Tod Lauer (1999a) has recently looked at the problem of combining dithered undersampled images in a fresh way with the aim of avoiding some of the problems of the methods discussed so far. The aim was reconstruction of a ``super-image'' which is Nyquist sampled without the small and space varying blurring which is inevitable in methods such as drizzling. His method works in Fourier space and follows from earlier work on one-dimensional sampled data by Bracewell (1978).
The Fourier transform of an undersampled dataset is periodic with the ``satellites'' overlapping each other. This overlap is the cause of aliasing and leads to artifacts in data space. However, when multiple dithered input images are available a linear combination of the Fourier transforms may be derived in which the aliasing is suppressed and the Fourier transform of a critically sampled ``super-image'' computed.

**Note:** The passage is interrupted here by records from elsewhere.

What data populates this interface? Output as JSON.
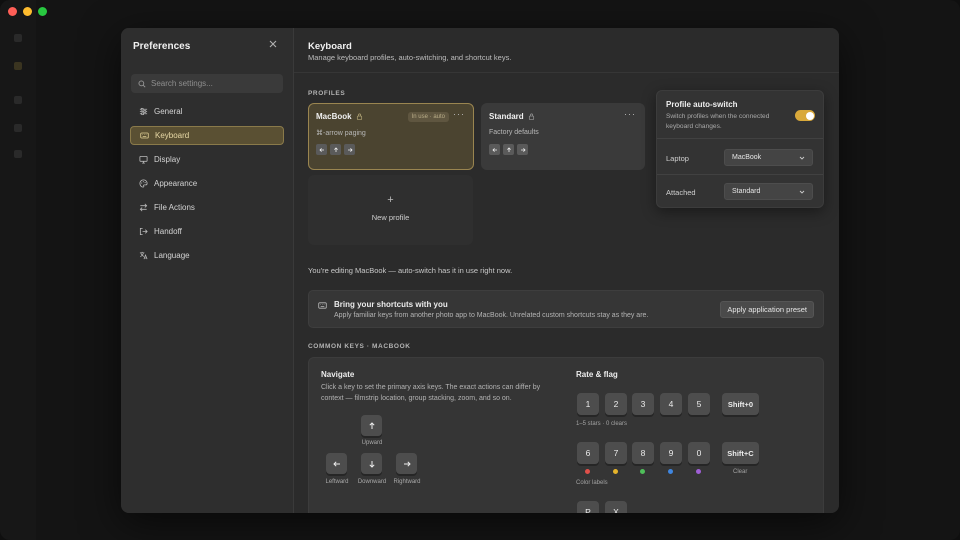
{
  "window": {
    "traffic_colors": [
      "#ff5f57",
      "#febc2e",
      "#28c840"
    ]
  },
  "sidebar": {
    "title": "Preferences",
    "close_icon": "close-icon",
    "search_placeholder": "Search settings...",
    "items": [
      {
        "label": "General",
        "icon": "sliders-icon"
      },
      {
        "label": "Keyboard",
        "icon": "keyboard-icon",
        "active": true
      },
      {
        "label": "Display",
        "icon": "monitor-icon"
      },
      {
        "label": "Appearance",
        "icon": "palette-icon"
      },
      {
        "label": "File Actions",
        "icon": "arrows-swap-icon"
      },
      {
        "label": "Handoff",
        "icon": "export-icon"
      },
      {
        "label": "Language",
        "icon": "translate-icon"
      }
    ]
  },
  "header": {
    "title": "Keyboard",
    "subtitle": "Manage keyboard profiles, auto-switching, and shortcut keys."
  },
  "profiles": {
    "section_label": "PROFILES",
    "cards": [
      {
        "name": "MacBook",
        "badge": "In use · auto",
        "description": "⌘-arrow paging",
        "active": true
      },
      {
        "name": "Standard",
        "badge": "",
        "description": "Factory defaults",
        "active": false
      }
    ],
    "more_glyph": "···",
    "new_profile_plus": "+",
    "new_profile_label": "New profile"
  },
  "autoswitch": {
    "title": "Profile auto-switch",
    "description": "Switch profiles when the connected keyboard changes.",
    "enabled": true,
    "rows": [
      {
        "label": "Laptop",
        "value": "MacBook"
      },
      {
        "label": "Attached",
        "value": "Standard"
      }
    ]
  },
  "status_text": "You're editing MacBook — auto-switch has it in use right now.",
  "banner": {
    "title": "Bring your shortcuts with you",
    "description": "Apply familiar keys from another photo app to MacBook. Unrelated custom shortcuts stay as they are.",
    "button": "Apply application preset"
  },
  "common_keys": {
    "section_label": "COMMON KEYS · MACBOOK",
    "navigate": {
      "title": "Navigate",
      "description": "Click a key to set the primary axis keys. The exact actions can differ by context — filmstrip location, group stacking, zoom, and so on.",
      "labels": {
        "up": "Upward",
        "left": "Leftward",
        "down": "Downward",
        "right": "Rightward"
      }
    },
    "rate_flag": {
      "title": "Rate & flag",
      "stars": [
        "1",
        "2",
        "3",
        "4",
        "5"
      ],
      "stars_wide": "Shift+0",
      "stars_note": "1–5 stars · 0 clears",
      "colors": [
        "6",
        "7",
        "8",
        "9",
        "0"
      ],
      "colors_wide": "Shift+C",
      "clear_label": "Clear",
      "color_dots": [
        "#e0504a",
        "#e6b42b",
        "#4fbf5a",
        "#3f86e0",
        "#a05fd6"
      ],
      "color_note": "Color labels",
      "flags": [
        "P",
        "X"
      ]
    }
  },
  "colors": {
    "accent": "#d9a93a",
    "active_bg": "#4b4430",
    "active_border": "#9a8550"
  }
}
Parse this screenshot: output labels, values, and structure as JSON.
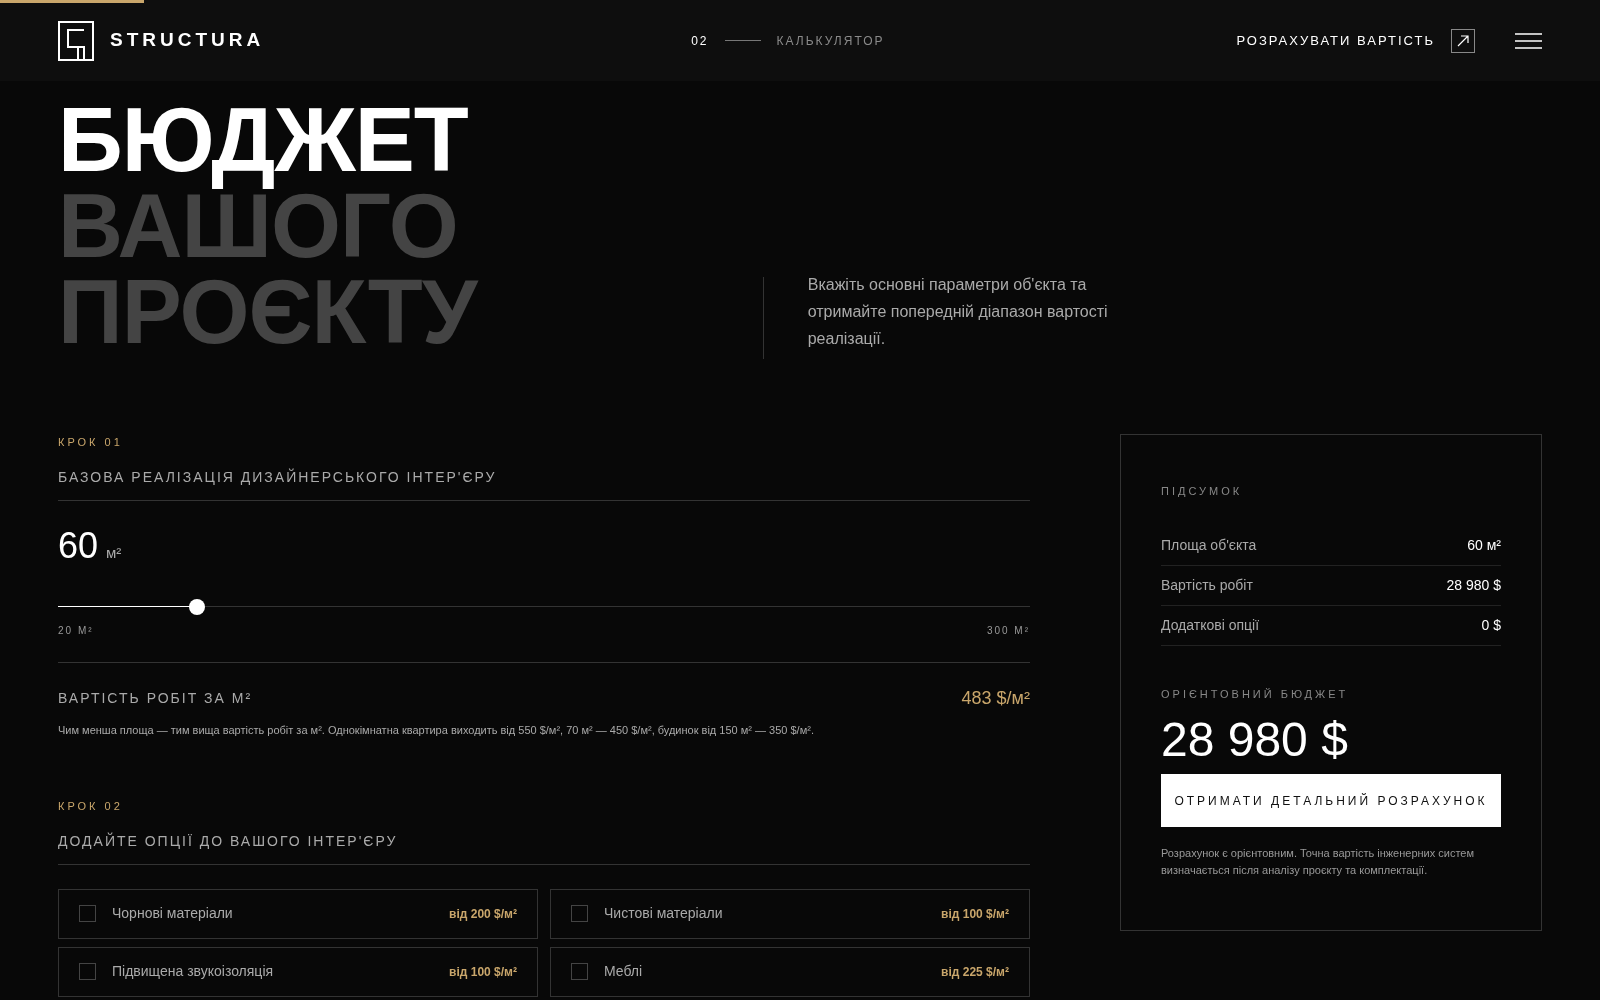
{
  "progress": {
    "level": 0.09
  },
  "header": {
    "logo": "STRUCTURA",
    "step_number": "02",
    "step_label": "КАЛЬКУЛЯТОР",
    "cta": "РОЗРАХУВАТИ ВАРТІСТЬ"
  },
  "hero": {
    "title_lines": [
      {
        "text": "БЮДЖЕТ",
        "muted": false
      },
      {
        "text": "ВАШОГО",
        "muted": true
      },
      {
        "text": "ПРОЄКТУ",
        "muted": true
      }
    ],
    "description": "Вкажіть основні параметри об'єкта та отримайте попередній діапазон вартості реалізації."
  },
  "step1": {
    "step": "КРОК 01",
    "title": "БАЗОВА РЕАЛІЗАЦІЯ ДИЗАЙНЕРСЬКОГО ІНТЕР'ЄРУ",
    "area_value": "60",
    "area_unit": "м²",
    "slider": {
      "level": 0.143,
      "min_label": "20 М²",
      "max_label": "300 М²"
    },
    "rate_label": "ВАРТІСТЬ РОБІТ ЗА М²",
    "rate_value": "483 $/м²",
    "note": "Чим менша площа — тим вища вартість робіт за м². Однокімнатна квартира виходить від 550 $/м², 70 м² — 450 $/м², будинок від 150 м² — 350 $/м²."
  },
  "step2": {
    "step": "КРОК 02",
    "title": "ДОДАЙТЕ ОПЦІЇ ДО ВАШОГО ІНТЕР'ЄРУ",
    "options": [
      {
        "label": "Чорнові матеріали",
        "price": "від 200 $/м²",
        "checked": false
      },
      {
        "label": "Чистові матеріали",
        "price": "від 100 $/м²",
        "checked": false
      },
      {
        "label": "Підвищена звукоізоляція",
        "price": "від 100 $/м²",
        "checked": false
      },
      {
        "label": "Меблі",
        "price": "від 225 $/м²",
        "checked": false
      }
    ]
  },
  "summary": {
    "title": "ПІДСУМОК",
    "rows": [
      {
        "label": "Площа об'єкта",
        "value": "60 м²"
      },
      {
        "label": "Вартість робіт",
        "value": "28 980 $"
      },
      {
        "label": "Додаткові опції",
        "value": "0 $"
      }
    ],
    "budget_label": "ОРІЄНТОВНИЙ БЮДЖЕТ",
    "budget_value": "28 980 $",
    "button": "ОТРИМАТИ ДЕТАЛЬНИЙ РОЗРАХУНОК",
    "note": "Розрахунок є орієнтовним. Точна вартість інженерних систем визначається після аналізу проєкту та комплектації."
  }
}
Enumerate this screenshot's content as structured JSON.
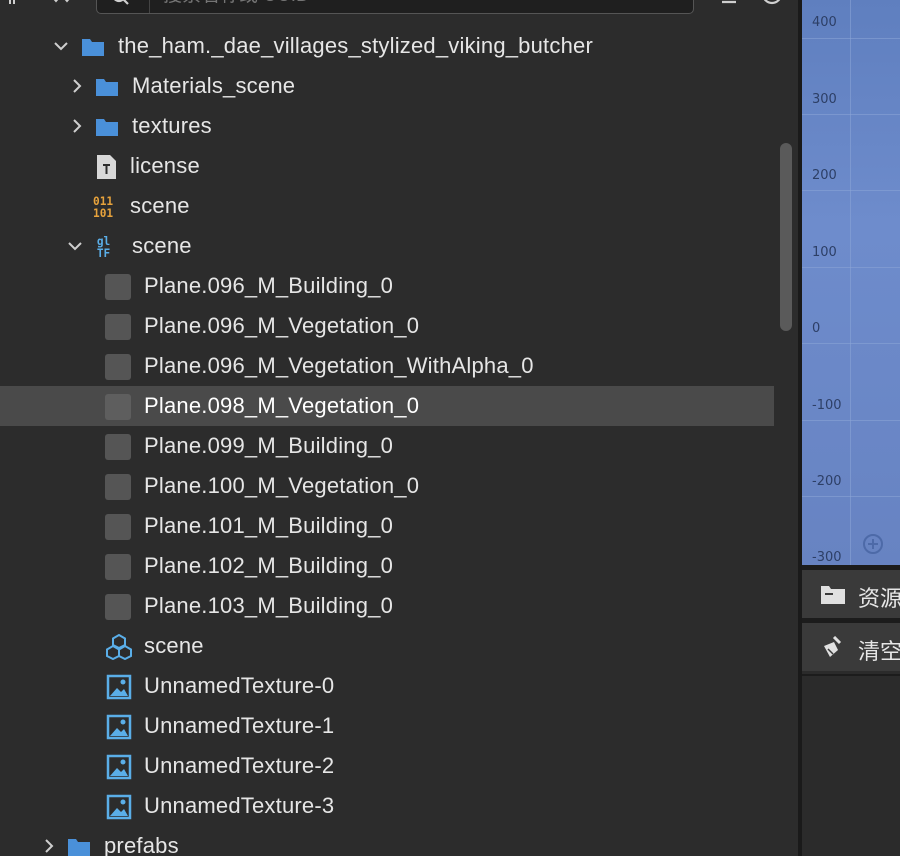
{
  "search": {
    "placeholder": "搜索名称或 UUID"
  },
  "tree": {
    "root_folder": "the_ham._dae_villages_stylized_viking_butcher",
    "materials_folder": "Materials_scene",
    "textures_folder": "textures",
    "license_file": "license",
    "binary_scene": "scene",
    "gltf_scene": "scene",
    "meshes": [
      "Plane.096_M_Building_0",
      "Plane.096_M_Vegetation_0",
      "Plane.096_M_Vegetation_WithAlpha_0",
      "Plane.098_M_Vegetation_0",
      "Plane.099_M_Building_0",
      "Plane.100_M_Vegetation_0",
      "Plane.101_M_Building_0",
      "Plane.102_M_Building_0",
      "Plane.103_M_Building_0"
    ],
    "prefab_scene": "scene",
    "textures": [
      "UnnamedTexture-0",
      "UnnamedTexture-1",
      "UnnamedTexture-2",
      "UnnamedTexture-3"
    ],
    "prefabs_folder": "prefabs"
  },
  "viewport": {
    "ticks": [
      "400",
      "300",
      "200",
      "100",
      "0",
      "-100",
      "-200",
      "-300"
    ]
  },
  "right_panel": {
    "assets_label": "资源",
    "clear_label": "清空"
  },
  "colors": {
    "folder": "#4a90d9",
    "selected_row": "#4a4a4a",
    "texture_icon": "#5aaee8",
    "binary_icon": "#e8a33c"
  }
}
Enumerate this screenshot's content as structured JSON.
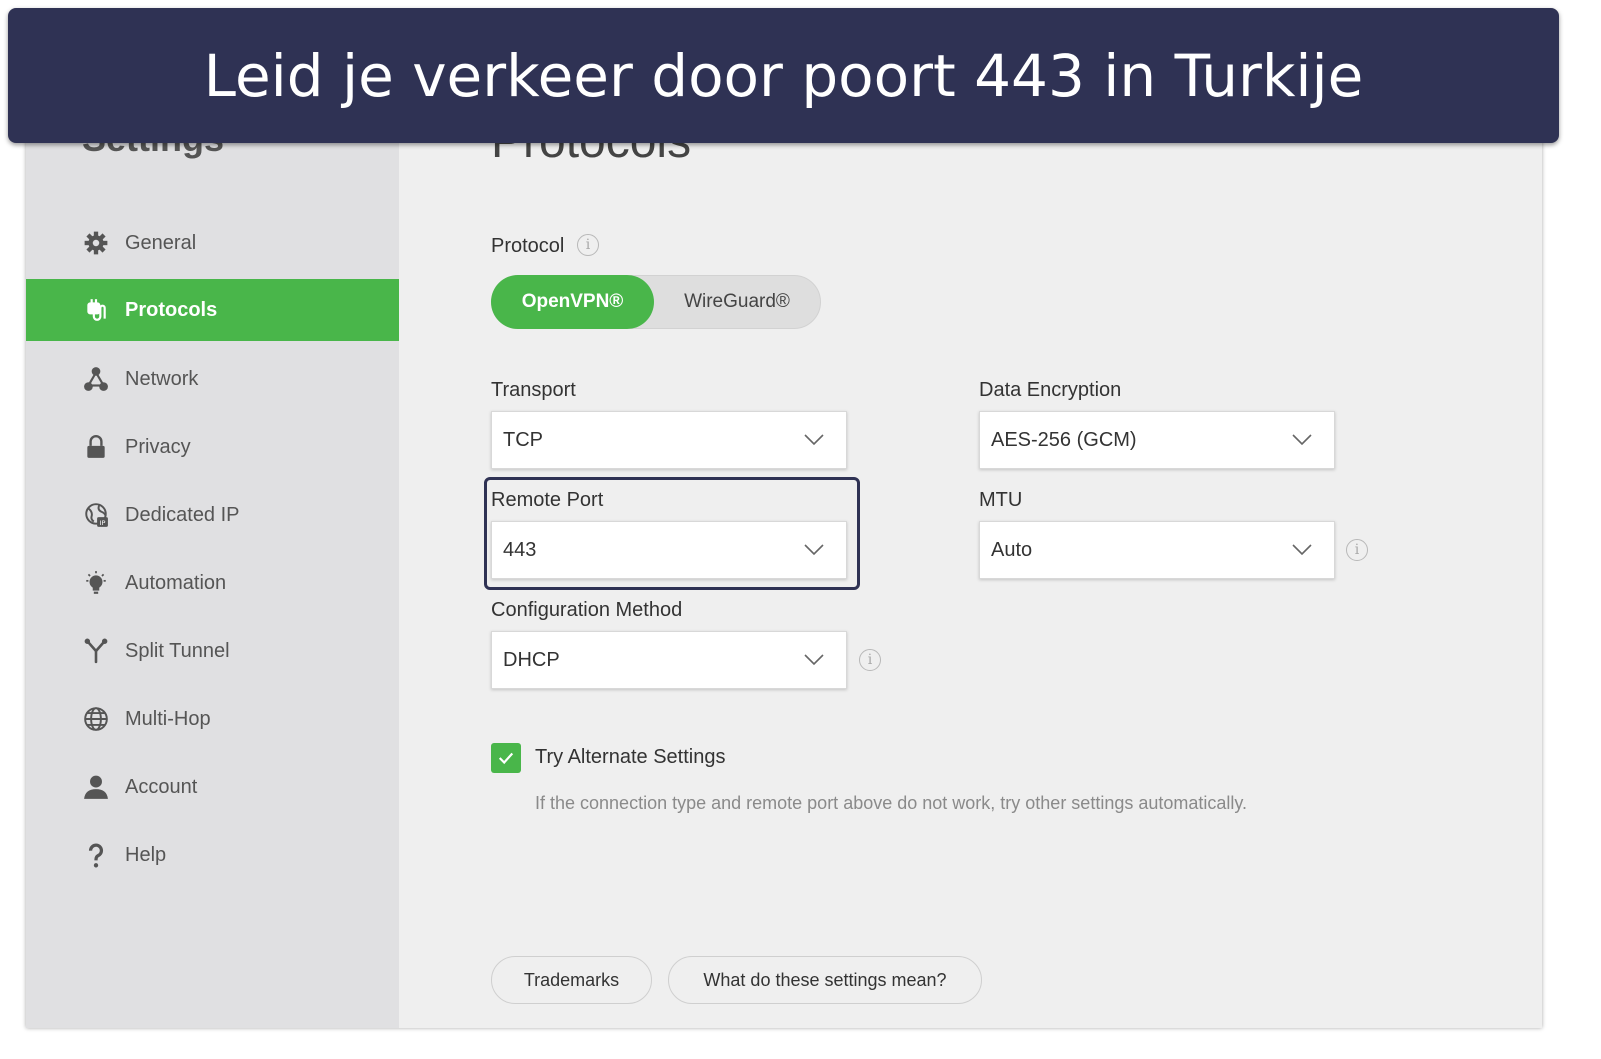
{
  "banner": {
    "text": "Leid je verkeer door poort 443 in Turkije"
  },
  "sidebar": {
    "title": "Settings",
    "items": [
      {
        "label": "General",
        "icon": "gear-icon",
        "active": false
      },
      {
        "label": "Protocols",
        "icon": "protocol-plug-icon",
        "active": true
      },
      {
        "label": "Network",
        "icon": "network-icon",
        "active": false
      },
      {
        "label": "Privacy",
        "icon": "lock-icon",
        "active": false
      },
      {
        "label": "Dedicated IP",
        "icon": "dedicated-ip-icon",
        "active": false
      },
      {
        "label": "Automation",
        "icon": "lightbulb-icon",
        "active": false
      },
      {
        "label": "Split Tunnel",
        "icon": "split-tunnel-icon",
        "active": false
      },
      {
        "label": "Multi-Hop",
        "icon": "globe-icon",
        "active": false
      },
      {
        "label": "Account",
        "icon": "user-icon",
        "active": false
      },
      {
        "label": "Help",
        "icon": "question-icon",
        "active": false
      }
    ]
  },
  "main": {
    "title": "Protocols",
    "protocol": {
      "label": "Protocol",
      "options": [
        "OpenVPN®",
        "WireGuard®"
      ],
      "selected": "OpenVPN®"
    },
    "transport": {
      "label": "Transport",
      "value": "TCP"
    },
    "remote_port": {
      "label": "Remote Port",
      "value": "443"
    },
    "configuration_method": {
      "label": "Configuration Method",
      "value": "DHCP"
    },
    "data_encryption": {
      "label": "Data Encryption",
      "value": "AES-256 (GCM)"
    },
    "mtu": {
      "label": "MTU",
      "value": "Auto"
    },
    "alternate": {
      "label": "Try Alternate Settings",
      "checked": true,
      "description": "If the connection type and remote port above do not work, try other settings automatically."
    },
    "buttons": {
      "trademarks": "Trademarks",
      "help": "What do these settings mean?"
    }
  },
  "colors": {
    "accent": "#49b64a",
    "banner": "#2f3254",
    "sidebar": "#e0e0e2",
    "panel": "#efefef"
  }
}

This method is probably the best currently available for reconstructing fine scale detail of a small region of the sky free of aliasing artifacts in the case of well-dithered data sets. Because the combination is done in Fourier space it is very difficult to include geometric distortion correction and flexible pixel weighting. It is proposed that these steps can be separated from combination itself and done as pre or post-processing. Unfortunately there is no current common-user implementation which limits its current applicability.
This effect can be mapped directly if many dithered exposures of the same field are available. An example of this is given in Figure 6 for the case of the NICMOS observations of the Hubble Deep Field South. Alternatively the effect of the PRF on photometry may be deduced by reconstructing the convolution of the PSF and PRF using Lauer's method and then moving a sampling grid of -functions and summing up to obtain a two-dimensional map of the measured response of a point-source at different sub-pixel positions. Applications of these methods to the WFPC2 and Camera 3 of NICMOS are described in Storrs et al. (1999) and Lauer (1999b) where more details and suggested schemes for correcting this effect are presented.